本文用的数据集是https://raw.githubusercontent.com/SophonPlus/ChineseNlpCorpus/master/datasets/ChnSentiCorp_htl_all/ChnSentiCorp_htl_all.csv,预训练语言模型是https://huggingface.co/bert-base-chinese

可参考我写的另一个项目PolarisRisingWar/pytorch_text_classification

代码:

import csv,random
from tqdm import tqdm
from copy import deepcopy

from sklearn.metrics import accuracy_score,precision_score,recall_score,f1_score

import torch
import torch.nn as nn
from torch.utils.data import Dataset,DataLoader

from transformers import AutoModel, AutoTokenizer

#超参设置
random_seed=20221125
split_ratio='6-2-2'
pretrained_path='/data/pretrained_model/bert-base-chinese'
dropout_rate=0.1
max_epoch_num=16
cuda_device='cuda:2'
output_dim=2

#数据预处理
with open('other_data_temp/ChnSentiCorp_htl_all.csv') as f:
    reader=csv.reader(f)
    header = next(reader)  #表头
    data = [[int(row[0]),row[1]] for row in reader]  #每个元素是一个由字符串组成的列表,第一个元素是标签(01),第二个元素是评论文本。

random.seed(random_seed)
random.shuffle(data)
split_ratio_list=[int(i) for i in split_ratio.split('-')]
split_point1=int(len(data)*split_ratio_list[0]/sum(split_ratio_list))
split_point2=int(len(data)*(split_ratio_list[0]+split_ratio_list[1])/sum(split_ratio_list))
train_data=data[:split_point1]
valid_data=data[split_point1:split_point2]
test_data=data[split_point2:]

#建立数据集迭代器
class TextInitializeDataset(Dataset):
    def __init__(self,input_data) -> None:
        self.text=[x[1] for x in input_data]
        self.label=[x[0] for x in input_data]
    
    def __getitem__(self, index):
        return [self.text[index],self.label[index]]
    
    def __len__(self):
        return len(self.text)

tokenizer=AutoTokenizer.from_pretrained(pretrained_path)

def collate_fn(batch):
    pt_batch=tokenizer([x[0] for x in batch],padding=True,truncation=True,max_length=512,return_tensors='pt')
    return {'input_ids':pt_batch['input_ids'],'token_type_ids':pt_batch['token_type_ids'],'attention_mask':pt_batch['attention_mask'],
            'label':torch.tensor([x[1] for x in batch])}

train_dataloader=DataLoader(TextInitializeDataset(train_data),batch_size=16,shuffle=True,collate_fn=collate_fn)
valid_dataloader=DataLoader(TextInitializeDataset(valid_data),batch_size=128,shuffle=False,collate_fn=collate_fn)
test_dataloader=DataLoader(TextInitializeDataset(test_data),batch_size=128,shuffle=False,collate_fn=collate_fn)

#建模
class ClsModel(nn.Module):
    def __init__(self,output_dim,dropout_rate):
        super(ClsModel,self).__init__()

        self.encoder=AutoModel.from_pretrained(pretrained_path)
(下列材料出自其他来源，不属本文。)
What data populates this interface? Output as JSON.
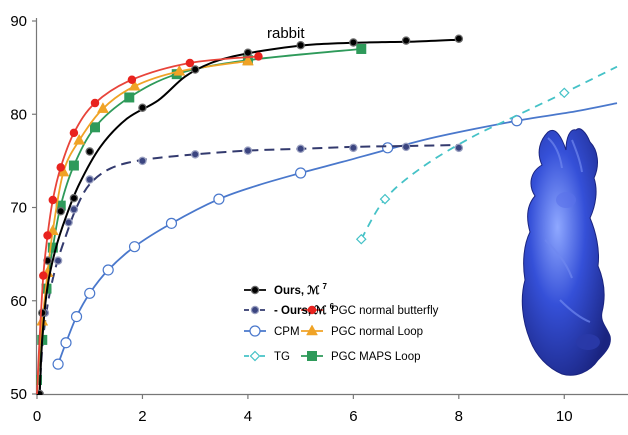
{
  "chart_data": {
    "type": "line",
    "annotation": "rabbit",
    "xlim": [
      0,
      11
    ],
    "ylim": [
      50,
      90
    ],
    "x_ticks": [
      "0",
      "2",
      "4",
      "6",
      "8",
      "10"
    ],
    "y_ticks": [
      "50",
      "60",
      "70",
      "80",
      "90"
    ],
    "series": [
      {
        "name": "Ours, ℳ",
        "name_sup": "7",
        "color": "#000000",
        "dash": "",
        "marker": "filled-circle",
        "marker_fill": "#000000",
        "marker_stroke": "#6a6a6a",
        "bold": true,
        "curve": [
          [
            0.05,
            50.0
          ],
          [
            0.1,
            56.0
          ],
          [
            0.2,
            61.5
          ],
          [
            0.35,
            65.5
          ],
          [
            0.55,
            69.0
          ],
          [
            0.8,
            72.5
          ],
          [
            1.2,
            76.5
          ],
          [
            1.7,
            79.5
          ],
          [
            2.3,
            81.5
          ],
          [
            2.8,
            84.0
          ],
          [
            3.3,
            85.5
          ],
          [
            3.8,
            86.3
          ],
          [
            4.5,
            87.0
          ],
          [
            5.3,
            87.5
          ],
          [
            6.3,
            87.7
          ],
          [
            7.2,
            87.8
          ],
          [
            8.0,
            88.0
          ]
        ],
        "points": [
          [
            0.05,
            50.0
          ],
          [
            0.1,
            58.7
          ],
          [
            0.2,
            64.3
          ],
          [
            0.45,
            69.6
          ],
          [
            0.7,
            71.0
          ],
          [
            1.0,
            76.0
          ],
          [
            2.0,
            80.7
          ],
          [
            3.0,
            84.8
          ],
          [
            4.0,
            86.6
          ],
          [
            5.0,
            87.4
          ],
          [
            6.0,
            87.7
          ],
          [
            7.0,
            87.9
          ],
          [
            8.0,
            88.1
          ]
        ]
      },
      {
        "name": "Ours, ℳ",
        "name_sup": "6",
        "color": "#333a6e",
        "dash": "10,6",
        "marker": "filled-circle",
        "marker_fill": "#3b4580",
        "marker_stroke": "#9aa0c0",
        "bold": true,
        "legend_prefix": "- ",
        "curve": [
          [
            0.05,
            50.0
          ],
          [
            0.1,
            55.0
          ],
          [
            0.2,
            59.5
          ],
          [
            0.35,
            63.5
          ],
          [
            0.55,
            67.0
          ],
          [
            0.75,
            70.0
          ],
          [
            1.0,
            72.5
          ],
          [
            1.4,
            74.2
          ],
          [
            2.0,
            75.1
          ],
          [
            3.0,
            75.7
          ],
          [
            4.0,
            76.1
          ],
          [
            5.0,
            76.3
          ],
          [
            6.0,
            76.5
          ],
          [
            7.0,
            76.6
          ],
          [
            8.0,
            76.7
          ]
        ],
        "points": [
          [
            0.05,
            50.0
          ],
          [
            0.15,
            58.7
          ],
          [
            0.4,
            64.3
          ],
          [
            0.6,
            68.4
          ],
          [
            0.7,
            69.8
          ],
          [
            1.0,
            73.0
          ],
          [
            2.0,
            75.0
          ],
          [
            3.0,
            75.7
          ],
          [
            4.0,
            76.1
          ],
          [
            5.0,
            76.3
          ],
          [
            6.0,
            76.4
          ],
          [
            7.0,
            76.5
          ],
          [
            8.0,
            76.4
          ]
        ]
      },
      {
        "name": "CPM",
        "color": "#4a78cc",
        "dash": "",
        "marker": "open-circle",
        "bold": false,
        "curve": [
          [
            0.4,
            53.2
          ],
          [
            0.55,
            55.5
          ],
          [
            0.75,
            58.3
          ],
          [
            1.0,
            60.8
          ],
          [
            1.35,
            63.3
          ],
          [
            1.85,
            65.8
          ],
          [
            2.55,
            68.3
          ],
          [
            3.45,
            70.9
          ],
          [
            4.2,
            72.4
          ],
          [
            5.0,
            73.7
          ],
          [
            5.8,
            74.9
          ],
          [
            6.7,
            76.3
          ],
          [
            7.6,
            77.6
          ],
          [
            9.1,
            79.3
          ],
          [
            10.2,
            80.3
          ],
          [
            11.0,
            81.2
          ]
        ],
        "points": [
          [
            0.4,
            53.2
          ],
          [
            0.55,
            55.5
          ],
          [
            0.75,
            58.3
          ],
          [
            1.0,
            60.8
          ],
          [
            1.35,
            63.3
          ],
          [
            1.85,
            65.8
          ],
          [
            2.55,
            68.3
          ],
          [
            3.45,
            70.9
          ],
          [
            5.0,
            73.7
          ],
          [
            6.65,
            76.4
          ],
          [
            9.1,
            79.3
          ]
        ]
      },
      {
        "name": "TG",
        "color": "#45c2c7",
        "dash": "8,6",
        "marker": "open-diamond",
        "bold": false,
        "curve": [
          [
            6.15,
            66.6
          ],
          [
            6.6,
            70.9
          ],
          [
            7.3,
            74.3
          ],
          [
            8.2,
            77.4
          ],
          [
            9.0,
            79.6
          ],
          [
            10.0,
            82.3
          ],
          [
            11.0,
            85.1
          ]
        ],
        "points": [
          [
            6.15,
            66.6
          ],
          [
            6.6,
            70.9
          ],
          [
            10.0,
            82.3
          ]
        ]
      },
      {
        "name": "PGC normal butterfly",
        "color": "#e8443a",
        "dash": "",
        "marker": "filled-circle",
        "marker_fill": "#e8231e",
        "marker_stroke": "#e8231e",
        "bold": false,
        "curve": [
          [
            0.0,
            50.0
          ],
          [
            0.05,
            56.0
          ],
          [
            0.12,
            62.7
          ],
          [
            0.2,
            67.0
          ],
          [
            0.3,
            70.8
          ],
          [
            0.45,
            74.3
          ],
          [
            0.7,
            78.0
          ],
          [
            1.1,
            81.2
          ],
          [
            1.8,
            83.7
          ],
          [
            2.9,
            85.5
          ],
          [
            4.2,
            86.2
          ]
        ],
        "points": [
          [
            0.12,
            62.7
          ],
          [
            0.2,
            67.0
          ],
          [
            0.3,
            70.8
          ],
          [
            0.45,
            74.3
          ],
          [
            0.7,
            78.0
          ],
          [
            1.1,
            81.2
          ],
          [
            1.8,
            83.7
          ],
          [
            2.9,
            85.5
          ],
          [
            4.2,
            86.2
          ]
        ]
      },
      {
        "name": "PGC normal Loop",
        "color": "#f0a326",
        "dash": "",
        "marker": "triangle",
        "marker_fill": "#f0a326",
        "bold": false,
        "curve": [
          [
            0.0,
            50.0
          ],
          [
            0.05,
            55.0
          ],
          [
            0.1,
            57.8
          ],
          [
            0.2,
            63.0
          ],
          [
            0.3,
            67.5
          ],
          [
            0.5,
            73.8
          ],
          [
            0.8,
            77.2
          ],
          [
            1.25,
            80.6
          ],
          [
            1.85,
            83.0
          ],
          [
            2.7,
            84.6
          ],
          [
            4.0,
            85.7
          ]
        ],
        "points": [
          [
            0.1,
            57.8
          ],
          [
            0.2,
            63.0
          ],
          [
            0.3,
            67.5
          ],
          [
            0.5,
            73.8
          ],
          [
            0.8,
            77.2
          ],
          [
            1.25,
            80.6
          ],
          [
            1.85,
            83.0
          ],
          [
            2.7,
            84.6
          ],
          [
            4.0,
            85.7
          ]
        ]
      },
      {
        "name": "PGC MAPS Loop",
        "color": "#2e9a5a",
        "dash": "",
        "marker": "square",
        "marker_fill": "#2e9a5a",
        "bold": false,
        "curve": [
          [
            0.0,
            51.5
          ],
          [
            0.1,
            55.8
          ],
          [
            0.18,
            61.3
          ],
          [
            0.3,
            65.7
          ],
          [
            0.45,
            70.2
          ],
          [
            0.7,
            74.5
          ],
          [
            1.1,
            78.6
          ],
          [
            1.75,
            81.8
          ],
          [
            2.65,
            84.3
          ],
          [
            4.0,
            85.8
          ],
          [
            6.15,
            87.0
          ]
        ],
        "points": [
          [
            0.0,
            51.5
          ],
          [
            0.1,
            55.8
          ],
          [
            0.18,
            61.3
          ],
          [
            0.3,
            65.7
          ],
          [
            0.45,
            70.2
          ],
          [
            0.7,
            74.5
          ],
          [
            1.1,
            78.6
          ],
          [
            1.75,
            81.8
          ],
          [
            2.65,
            84.3
          ],
          [
            4.0,
            85.8
          ],
          [
            6.15,
            87.0
          ]
        ]
      }
    ],
    "legend_order": [
      0,
      4,
      1,
      5,
      2,
      6,
      3
    ],
    "image": "blue-rabbit-model"
  }
}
        self.dropout=nn.Dropout(dropout_rate)
        self.classifier=nn.Linear(768,output_dim)
    
    def forward(self,input_ids,token_type_ids,attention_mask):
        x=self.encoder(input_ids=input_ids,token_type_ids=token_type_ids,attention_mask=attention_mask)['pooler_output']
        x=self.dropout(x)
        x=self.classifier(x)

        return x


loss_func=nn.CrossEntropyLoss()

model=ClsModel(output_dim,dropout_rate)
model.to(cuda_device)

optimizer=torch.optim.Adam(params=model.parameters(),lr=1e-5)

max_valid_f1=0
best_model={}

for e in tqdm(range(max_epoch_num)):
    for batch in train_dataloader:
        model.train()
        optimizer.zero_grad()
        input_ids=batch['input_ids'].to(cuda_device)
        token_type_ids=batch['token_type_ids'].to(cuda_device)
        attention_mask=batch['attention_mask'].to(cuda_device)
        outputs=model(input_ids,token_type_ids,attention_mask)
        train_loss=loss_func(outputs,batch['label'].to(cuda_device))
        train_loss.backward()
        optimizer.step()
    
    #验证
    with torch.no_grad():
        model.eval()
        labels=[]
        predicts=[]
        for batch in valid_dataloader:
            input_ids=batch['input_ids'].to(cuda_device)
            token_type_ids=batch['token_type_ids'].to(cuda_device)
            attention_mask=batch['attention_mask'].to(cuda_device)
            outputs=model(input_ids,token_type_ids,attention_mask)
            labels.extend([i.item() for i in batch['label']])
            predicts.extend([i.item() for i in torch.argmax(outputs,1)])
        f1=f1_score(labels,predicts,average='macro')
        if f1>max_valid_f1:
            best_model=deepcopy(model.state_dict())
            max_valid_f1=f1

#测试
model.load_state_dict(best_model)
with torch.no_grad():
    model.eval()
    labels=[]
    predicts=[]
    for batch in test_dataloader:
        input_ids=batch['input_ids'].to(cuda_device)
        token_type_ids=batch['token_type_ids'].to(cuda_device)
        attention_mask=batch['attention_mask'].to(cuda_device)
        outputs=model(input_ids,token_type_ids,attention_mask)
        labels.extend([i.item() for i in batch['label']])
        predicts.extend([i.item() for i in torch.argmax(outputs,1)])
    print(accuracy_score(labels,predicts))
    print(precision_score(labels,predicts,average='macro'))
    print(recall_score(labels,predicts,average='macro'))
    print(f1_score(labels,predicts,average='macro'))

用时约1h35min

实验结果:

accuracymacro-Pmacro-Rmacro-F
91.8991.3990.3390.82

2. 多任务文本分类(单数据集)

本文使用的数据集TEL-NLP来自:https://github.com/scsmuhio/MTGCN
我用的数据集文件是:https://raw.githubusercontent.com/scsmuhio/MTGCN/main/Data/ei_task.csv
出处论文MT-Text GCN:Multi-Task Text Classification using Graph Convolutional Networks for Large-Scale Low Resource Language
我用的泰卢固语Bert模型权重是:https://huggingface.co/kuppuluri/telugu_bertu(不是数据集原论文用的表征工具)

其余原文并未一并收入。